Prince Abusalim pressed his hands together and fell forward, his face in the sand. His hand was on fire, wet with blood, but the pain was mixed with relief. His father could have ordered the hand severed completely, as done to ordinary thieves, but instead his palm was cut symbolically, the wrist unharmed, the fingers working normally.
Sheik az-Zubayr knelt in the sand and bowed before Allah. The men around them did the same, and for a few moments the small group was an island of stillness in the midst of a bustling sea of pilgrims.
The hajj helped Sheik az-Zubayr to his feet. Prince Abusalim remained bowed, more out of feebleness than of devoutness. The kafiya fell from his head, and his unkempt black hair turned gray from the dust. One of the men bandaged the wound while the prince fought back tears of pain and relief.
*
In Zurich, the pastor spoke about gratitude for God’s gift of life on earth. The old church of the Fraumunster, with its towering stained-glass windows, glowed on sunny days, and this Sunday was especially glorious. Lemmy sat in the front row with his wife, son, and father-in-law. The church was almost full, though most were tourists. Every Zurich guidebook recommended the Fraumunster for its Chagall windows, whose incredibly vivid biblical figures dominated the sanctuary in bold colors. Lemmy was tickled by the irony-a Christian place of worship, glorified by the creations of a Jewish artist.

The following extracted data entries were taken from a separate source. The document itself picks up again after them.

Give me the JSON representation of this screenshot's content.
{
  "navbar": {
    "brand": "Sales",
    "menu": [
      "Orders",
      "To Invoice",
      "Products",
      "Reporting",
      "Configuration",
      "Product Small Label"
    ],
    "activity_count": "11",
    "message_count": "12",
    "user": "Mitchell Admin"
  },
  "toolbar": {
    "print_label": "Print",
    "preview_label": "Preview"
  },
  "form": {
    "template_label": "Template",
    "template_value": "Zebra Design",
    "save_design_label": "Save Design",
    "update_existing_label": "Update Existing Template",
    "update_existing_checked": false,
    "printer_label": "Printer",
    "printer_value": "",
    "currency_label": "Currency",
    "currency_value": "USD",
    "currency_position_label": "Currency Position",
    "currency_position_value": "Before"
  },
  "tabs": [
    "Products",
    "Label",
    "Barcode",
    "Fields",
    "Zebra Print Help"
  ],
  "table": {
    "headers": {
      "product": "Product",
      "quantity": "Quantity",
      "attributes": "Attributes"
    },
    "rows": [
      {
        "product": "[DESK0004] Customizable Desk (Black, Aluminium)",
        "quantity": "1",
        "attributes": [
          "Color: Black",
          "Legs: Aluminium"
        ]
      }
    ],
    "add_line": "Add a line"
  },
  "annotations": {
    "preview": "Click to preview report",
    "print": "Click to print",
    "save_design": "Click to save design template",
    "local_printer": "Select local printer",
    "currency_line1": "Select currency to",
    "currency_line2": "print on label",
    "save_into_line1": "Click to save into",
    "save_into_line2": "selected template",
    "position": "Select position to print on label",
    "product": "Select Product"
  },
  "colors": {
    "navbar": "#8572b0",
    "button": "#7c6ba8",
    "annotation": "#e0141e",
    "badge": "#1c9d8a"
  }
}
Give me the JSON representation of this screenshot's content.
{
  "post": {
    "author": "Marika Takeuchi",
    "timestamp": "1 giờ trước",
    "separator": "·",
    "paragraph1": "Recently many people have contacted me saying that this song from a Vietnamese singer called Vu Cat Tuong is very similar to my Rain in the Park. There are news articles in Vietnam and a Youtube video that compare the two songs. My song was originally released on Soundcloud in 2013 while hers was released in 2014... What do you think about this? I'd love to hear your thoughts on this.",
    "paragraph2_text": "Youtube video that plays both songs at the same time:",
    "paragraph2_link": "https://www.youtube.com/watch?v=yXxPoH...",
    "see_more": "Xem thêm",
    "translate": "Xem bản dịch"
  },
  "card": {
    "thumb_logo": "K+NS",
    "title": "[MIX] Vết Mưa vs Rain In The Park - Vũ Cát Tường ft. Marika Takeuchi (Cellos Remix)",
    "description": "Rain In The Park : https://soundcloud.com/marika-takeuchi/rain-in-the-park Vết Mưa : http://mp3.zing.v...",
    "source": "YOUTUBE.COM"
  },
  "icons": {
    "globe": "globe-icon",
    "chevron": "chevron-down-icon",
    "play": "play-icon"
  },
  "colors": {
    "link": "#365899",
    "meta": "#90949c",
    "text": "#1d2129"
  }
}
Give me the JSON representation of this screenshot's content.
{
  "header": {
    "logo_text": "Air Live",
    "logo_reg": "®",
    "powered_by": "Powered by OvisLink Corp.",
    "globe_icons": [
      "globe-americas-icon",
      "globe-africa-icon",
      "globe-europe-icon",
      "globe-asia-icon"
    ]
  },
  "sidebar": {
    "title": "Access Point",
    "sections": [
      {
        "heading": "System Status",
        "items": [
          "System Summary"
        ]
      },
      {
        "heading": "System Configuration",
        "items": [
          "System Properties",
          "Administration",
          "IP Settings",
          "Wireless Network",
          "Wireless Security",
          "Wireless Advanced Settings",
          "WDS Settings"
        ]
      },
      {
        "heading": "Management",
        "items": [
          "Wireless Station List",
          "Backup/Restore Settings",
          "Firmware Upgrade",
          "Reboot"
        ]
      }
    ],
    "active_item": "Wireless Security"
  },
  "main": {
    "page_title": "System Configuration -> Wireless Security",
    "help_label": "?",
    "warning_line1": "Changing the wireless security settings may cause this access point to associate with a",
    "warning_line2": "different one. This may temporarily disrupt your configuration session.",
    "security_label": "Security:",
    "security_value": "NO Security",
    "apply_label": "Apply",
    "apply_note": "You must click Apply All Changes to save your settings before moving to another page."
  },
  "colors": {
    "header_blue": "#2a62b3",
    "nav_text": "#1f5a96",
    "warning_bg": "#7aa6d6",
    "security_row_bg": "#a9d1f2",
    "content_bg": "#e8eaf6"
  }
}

He felt Klaus Junior squeeze his hand as they stood to sing a hymn. Looking up at the impossibly high window depicting Jesus, he wondered what Chagall had been thinking as he painted the man whose life and death had inspired two millennia of Christian anti-Semitism, of bloody crusades, riotous burnings at the stake, a torturous inquisition, deadly pogroms, and a Holocaust perpetrated by Nazis bearing a swastika-a version of Christ’s cross with twisted tips. Illuminated by the unseasonal sun, the face of Jesus glowed as if it had an internal source of energy. The primary colors signaled joy, but on closer inspection Lemmy saw no happiness in the face of Chagall’s Jesus. His expression was severe, almost angry, glaring down at the full church, as if the hymned prayers were nothing but distasteful banter. Had this been Chagall’s private joke-to accept the hefty fee raised by Armande Hoffgeitz and his colleagues back in the sixties for the beautification of the ancient church, only to deliver a towering portrait of their savior as an angry Jew, his face expressing revulsion at their misuse of his name to justify mass murders of his kin?